The current state of identity verification
Today, the online identity verification market is severely fragmented, with over 30 players all taking a similar nearsighted approach. This approach, where users must verify their identity with each new service they sign up for, is not only expensive and inconvenient for users but also leaves many industries without an effective way to prevent fake accounts.
The limitations of this fragmented market are clear. With the rise of fake accounts, businesses waste over $100 Billion advertising to users that don’t exist. Subscription services lose over $30 Billion to free trial fraud and account sharing, and platforms spend over $25 Billion each year combating fake accounts.
The existing solutions in the market can only detect and remove fake accounts after sign-up, giving bad actors ample opportunity to cause damage and create new accounts after each ban. These solutions do little to actually prevent fake accounts from infiltrating platforms in the first place.
Moreover, this fragmented market means that users are forced to verify their identity multiple times, which can be time-consuming and inconvenient. With each new service they sign up for, users must go through the identity verification process all over again, leading to a fragmented and disjointed user experience.
Not only is this process time-consuming and inconvenient, but it also means that users are forced to store their personal information in multiple places, increasing the risk of data breaches and identity theft. This also means that users must constantly monitor their personal information to ensure that it’s secure, adding even more inconvenience to their lives.
To summarize, the current state of identity verification leaves many businesses and platforms without an effective solution to prevent fake accounts, and causes unnecessary friction for users. It’s clear that the online identity verification market is in need of a new provider with a more conprehensive and centralized solution.
A Centralized Approach to Identity
A centralized approach to identity verification solves many of the existing problems in the identity verification market. Users only need to verify their identity once, and then can reuse that information across multiple services. This eliminates the need for users to go through the verification process for every service they want to use, and limits the number of places where users must store their personal information.
A common objection to such an approach is that it poses a security risk to users by storing their personal information in one place. However, one must also consider this in comparison to the risks of the alternative: storing their personal information in multiple places across the internet.
In a centralized approach using a provider that gives users full autonomy over how their data is shared, users can choose exactly what information they want to share with each service. Additionally, when using a centralized approach, the services often don’t even need to know the user’s personal information. They can simply rely on the centralized provider to verify the user’s identity and then just use the result of that verification.
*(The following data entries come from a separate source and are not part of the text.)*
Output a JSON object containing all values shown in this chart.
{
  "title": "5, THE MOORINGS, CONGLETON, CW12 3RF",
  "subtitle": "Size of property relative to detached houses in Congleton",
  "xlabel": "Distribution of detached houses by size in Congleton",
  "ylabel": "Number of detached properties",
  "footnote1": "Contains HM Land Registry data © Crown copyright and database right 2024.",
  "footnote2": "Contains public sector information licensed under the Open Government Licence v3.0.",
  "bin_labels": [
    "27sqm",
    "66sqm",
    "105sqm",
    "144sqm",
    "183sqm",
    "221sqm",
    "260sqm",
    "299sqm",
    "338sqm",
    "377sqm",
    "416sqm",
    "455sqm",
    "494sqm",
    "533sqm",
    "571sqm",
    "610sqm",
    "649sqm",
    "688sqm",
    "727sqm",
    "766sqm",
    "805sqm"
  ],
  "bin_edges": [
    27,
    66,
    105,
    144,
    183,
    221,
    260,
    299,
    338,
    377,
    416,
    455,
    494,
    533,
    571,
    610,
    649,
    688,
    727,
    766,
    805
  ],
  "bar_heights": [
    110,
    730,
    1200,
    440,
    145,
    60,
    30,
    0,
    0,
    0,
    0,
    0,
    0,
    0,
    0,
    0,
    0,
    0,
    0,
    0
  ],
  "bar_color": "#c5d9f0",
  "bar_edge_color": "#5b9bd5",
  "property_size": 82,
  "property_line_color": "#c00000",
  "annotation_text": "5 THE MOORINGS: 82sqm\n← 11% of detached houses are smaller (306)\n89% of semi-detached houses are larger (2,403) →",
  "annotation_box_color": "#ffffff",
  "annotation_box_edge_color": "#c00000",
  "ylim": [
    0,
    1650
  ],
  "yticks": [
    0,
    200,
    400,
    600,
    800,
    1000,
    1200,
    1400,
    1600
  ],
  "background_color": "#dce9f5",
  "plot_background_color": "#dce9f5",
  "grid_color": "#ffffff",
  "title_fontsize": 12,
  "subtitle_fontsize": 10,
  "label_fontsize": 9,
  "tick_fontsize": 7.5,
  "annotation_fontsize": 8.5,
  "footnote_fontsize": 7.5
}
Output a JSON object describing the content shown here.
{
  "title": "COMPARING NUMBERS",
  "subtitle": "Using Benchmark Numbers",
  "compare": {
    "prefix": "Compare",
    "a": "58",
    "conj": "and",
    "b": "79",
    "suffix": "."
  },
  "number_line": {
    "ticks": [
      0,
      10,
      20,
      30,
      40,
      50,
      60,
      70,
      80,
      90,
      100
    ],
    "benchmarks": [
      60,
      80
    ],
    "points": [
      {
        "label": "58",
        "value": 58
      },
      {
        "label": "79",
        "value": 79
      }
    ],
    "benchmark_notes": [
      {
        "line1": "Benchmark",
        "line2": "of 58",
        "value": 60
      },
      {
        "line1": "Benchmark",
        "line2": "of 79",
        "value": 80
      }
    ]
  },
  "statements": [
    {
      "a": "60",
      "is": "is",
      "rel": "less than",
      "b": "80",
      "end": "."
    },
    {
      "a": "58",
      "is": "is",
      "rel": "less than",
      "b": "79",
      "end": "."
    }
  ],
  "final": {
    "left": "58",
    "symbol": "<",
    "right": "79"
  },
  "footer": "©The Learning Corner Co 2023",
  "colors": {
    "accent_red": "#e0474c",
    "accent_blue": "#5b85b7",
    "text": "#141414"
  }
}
In contrast, in a decentralized approach, each service must collect (or use a third party to collect) enough personal information about the user to verify their identity. This often involves collecting sensitive information that isn’t even relevant to the particular service beyond the purpose of identifying the user. Not only does this inconvenience the user upon sign-up, but it also means that the user’s personal information is stored in multiple places across the internet, significantly increasing the number of attack vectors for a potential hacker.
Proactive vs. Reactive
Reactive
Despite the efforts of companies and platforms to detect and remove fake accounts, the problem still persists. The current methods for identifying fake accounts are reactive in nature and are generally some variation of: (1) monitoring for suspicious activity, (2) flagging accounts for review, and (3) banning them if necessary. However, this approach has several flaws that allow bad actors to continue creating fake accounts, causing damage, and evading detection.
The first issue is the lag time between when a fake account is created and when it is detected. During this time, the fake account can engage in various malicious activities, such as spreading false information, posting fake reviews, or even stealing sensitive data. By the time the account is detected and banned, much of the damage may have already been done.
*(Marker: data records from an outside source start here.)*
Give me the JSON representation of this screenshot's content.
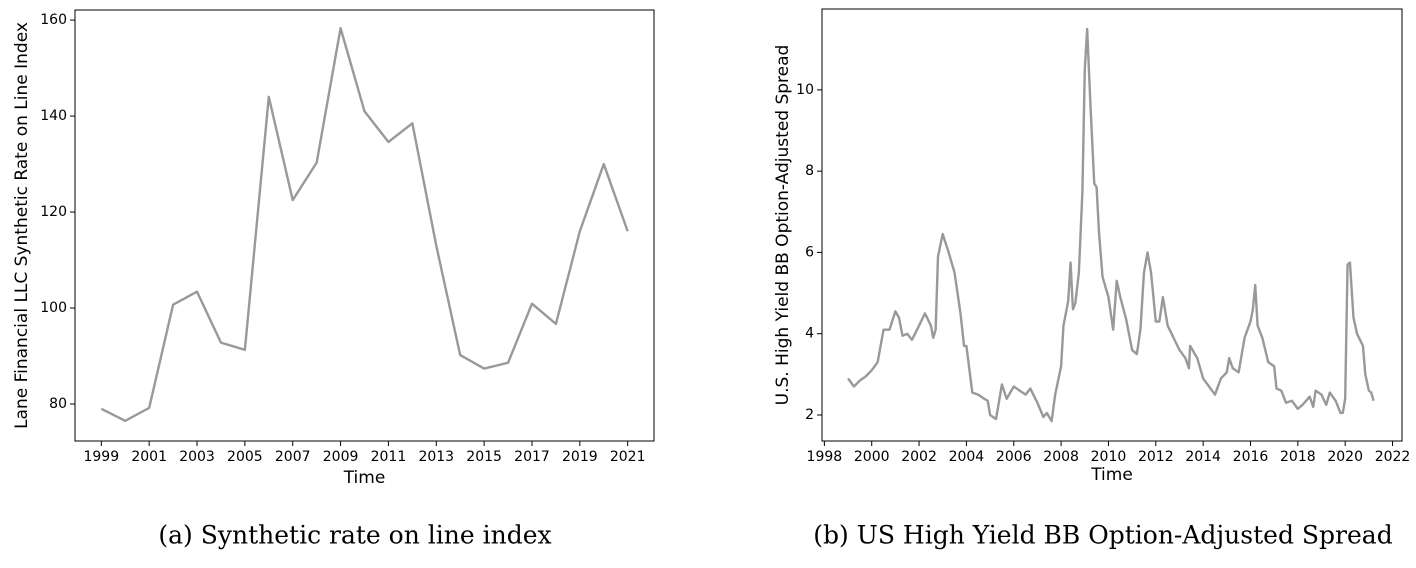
{
  "chart_data": [
    {
      "type": "line",
      "caption": "(a) Synthetic rate on line index",
      "xlabel": "Time",
      "ylabel": "Lane Financial LLC Synthetic Rate on Line Index",
      "color": "#999999",
      "x": [
        1999,
        2000,
        2001,
        2002,
        2003,
        2004,
        2005,
        2006,
        2007,
        2008,
        2009,
        2010,
        2011,
        2012,
        2013,
        2014,
        2015,
        2016,
        2017,
        2018,
        2019,
        2020,
        2021
      ],
      "values": [
        79,
        76.5,
        79.2,
        100.7,
        103.4,
        92.8,
        91.3,
        144,
        122.5,
        130.3,
        158.3,
        141,
        134.6,
        138.5,
        113,
        90.2,
        87.4,
        88.6,
        100.9,
        96.7,
        116,
        130,
        116
      ],
      "xlim": [
        1997.9,
        2022.1
      ],
      "ylim": [
        72.3,
        162.1
      ],
      "xticks": [
        1999,
        2001,
        2003,
        2005,
        2007,
        2009,
        2011,
        2013,
        2015,
        2017,
        2019,
        2021
      ],
      "yticks": [
        80,
        100,
        120,
        140,
        160
      ]
    },
    {
      "type": "line",
      "caption": "(b) US High Yield BB Option-Adjusted Spread",
      "xlabel": "Time",
      "ylabel": "U.S. High Yield BB Option-Adjusted Spread",
      "color": "#999999",
      "x": [
        1999.0,
        1999.25,
        1999.5,
        1999.75,
        2000.0,
        2000.25,
        2000.5,
        2000.75,
        2001.0,
        2001.15,
        2001.3,
        2001.5,
        2001.7,
        2002.0,
        2002.25,
        2002.5,
        2002.6,
        2002.7,
        2002.8,
        2003.0,
        2003.25,
        2003.5,
        2003.75,
        2003.9,
        2004.0,
        2004.25,
        2004.5,
        2004.75,
        2004.9,
        2005.0,
        2005.25,
        2005.5,
        2005.7,
        2006.0,
        2006.25,
        2006.5,
        2006.7,
        2007.0,
        2007.25,
        2007.4,
        2007.6,
        2007.75,
        2008.0,
        2008.1,
        2008.3,
        2008.4,
        2008.5,
        2008.6,
        2008.75,
        2008.9,
        2009.0,
        2009.1,
        2009.25,
        2009.4,
        2009.5,
        2009.6,
        2009.75,
        2010.0,
        2010.2,
        2010.35,
        2010.5,
        2010.75,
        2011.0,
        2011.2,
        2011.35,
        2011.5,
        2011.65,
        2011.8,
        2012.0,
        2012.15,
        2012.3,
        2012.5,
        2012.75,
        2013.0,
        2013.25,
        2013.4,
        2013.45,
        2013.75,
        2014.0,
        2014.25,
        2014.5,
        2014.75,
        2015.0,
        2015.1,
        2015.25,
        2015.5,
        2015.75,
        2016.0,
        2016.1,
        2016.2,
        2016.3,
        2016.5,
        2016.75,
        2017.0,
        2017.1,
        2017.3,
        2017.5,
        2017.75,
        2018.0,
        2018.2,
        2018.5,
        2018.65,
        2018.75,
        2019.0,
        2019.2,
        2019.35,
        2019.6,
        2019.8,
        2019.9,
        2020.0,
        2020.1,
        2020.2,
        2020.35,
        2020.5,
        2020.75,
        2020.85,
        2021.0,
        2021.1,
        2021.2
      ],
      "values": [
        2.9,
        2.7,
        2.85,
        2.95,
        3.1,
        3.3,
        4.1,
        4.1,
        4.55,
        4.4,
        3.95,
        4.0,
        3.85,
        4.2,
        4.5,
        4.2,
        3.9,
        4.1,
        5.9,
        6.45,
        6.0,
        5.5,
        4.5,
        3.7,
        3.7,
        2.55,
        2.5,
        2.4,
        2.35,
        2.0,
        1.9,
        2.75,
        2.4,
        2.7,
        2.6,
        2.5,
        2.65,
        2.3,
        1.95,
        2.05,
        1.85,
        2.5,
        3.2,
        4.2,
        4.8,
        5.75,
        4.6,
        4.75,
        5.5,
        7.5,
        10.5,
        11.5,
        9.5,
        7.7,
        7.6,
        6.5,
        5.4,
        4.9,
        4.1,
        5.3,
        4.9,
        4.35,
        3.6,
        3.5,
        4.1,
        5.5,
        6.0,
        5.5,
        4.3,
        4.3,
        4.9,
        4.2,
        3.9,
        3.6,
        3.4,
        3.15,
        3.7,
        3.4,
        2.9,
        2.7,
        2.5,
        2.9,
        3.05,
        3.4,
        3.15,
        3.05,
        3.9,
        4.3,
        4.6,
        5.2,
        4.2,
        3.9,
        3.3,
        3.2,
        2.65,
        2.6,
        2.3,
        2.35,
        2.15,
        2.25,
        2.45,
        2.2,
        2.6,
        2.5,
        2.25,
        2.55,
        2.35,
        2.05,
        2.05,
        2.4,
        5.7,
        5.75,
        4.4,
        4.0,
        3.7,
        3.0,
        2.6,
        2.55,
        2.35
      ],
      "xlim": [
        1997.9,
        2022.4
      ],
      "ylim": [
        1.36,
        11.99
      ],
      "xticks": [
        1998,
        2000,
        2002,
        2004,
        2006,
        2008,
        2010,
        2012,
        2014,
        2016,
        2018,
        2020,
        2022
      ],
      "yticks": [
        2,
        4,
        6,
        8,
        10
      ]
    }
  ]
}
The second issue is that bad actors can easily create new fake accounts after each ban. They can use different IP addresses, email addresses, and personal information to evade detection, making it difficult for companies and platforms to keep up. This creates a never-ending cycle of detecting, banning, and recreating fake accounts.
Finally, the current methods for detecting and removing fake accounts are expensive and resource-intensive. Companies and platforms have to invest heavily in security personnel, software, and hardware to monitor and review accounts. The cost of this is staggering, with platforms spending over $25 Billion each year combating fake accounts.
Proactive
For these reasons, it’s clear that companies and platforms need a proactive solution that can prevent fake accounts from being created in the first place, eliminating the problem before it even starts.
Such a solution would need to leverage more than just the standard information collected during sign-up, such as email address, name, and IP address. These can be easily spoofed through a variety of methods (temporary email addresses, VPNs, etc.) and are not enough to guarantee the identity of the user to any reasonable degree. Instead, information that is less easily spoofed should be used, such as biometric data.
Biometrics
Biometrics have become increasingly common in recent years, appearing in everything from smartphones to airports. The distinct advantage they offer over traditional methods of identity verification is how difficult they are to spoof when implemented well.
However, many companies and platforms have been slow to adopt biometrics due to the high cost of implementation. For all companies except the largest, the cost of implementing biometrics is prohibitive and would almost certainly outweigh the benefits provided.
For this reason, many companies opt to use third party solutions to implement biometrics in the context of identity verification. There are a variety of such solutions that range from simple facial recognition to advanced liveness detection. When selecting a third party solution, a company must find a balance of cost, accuracy, and friction on the end user.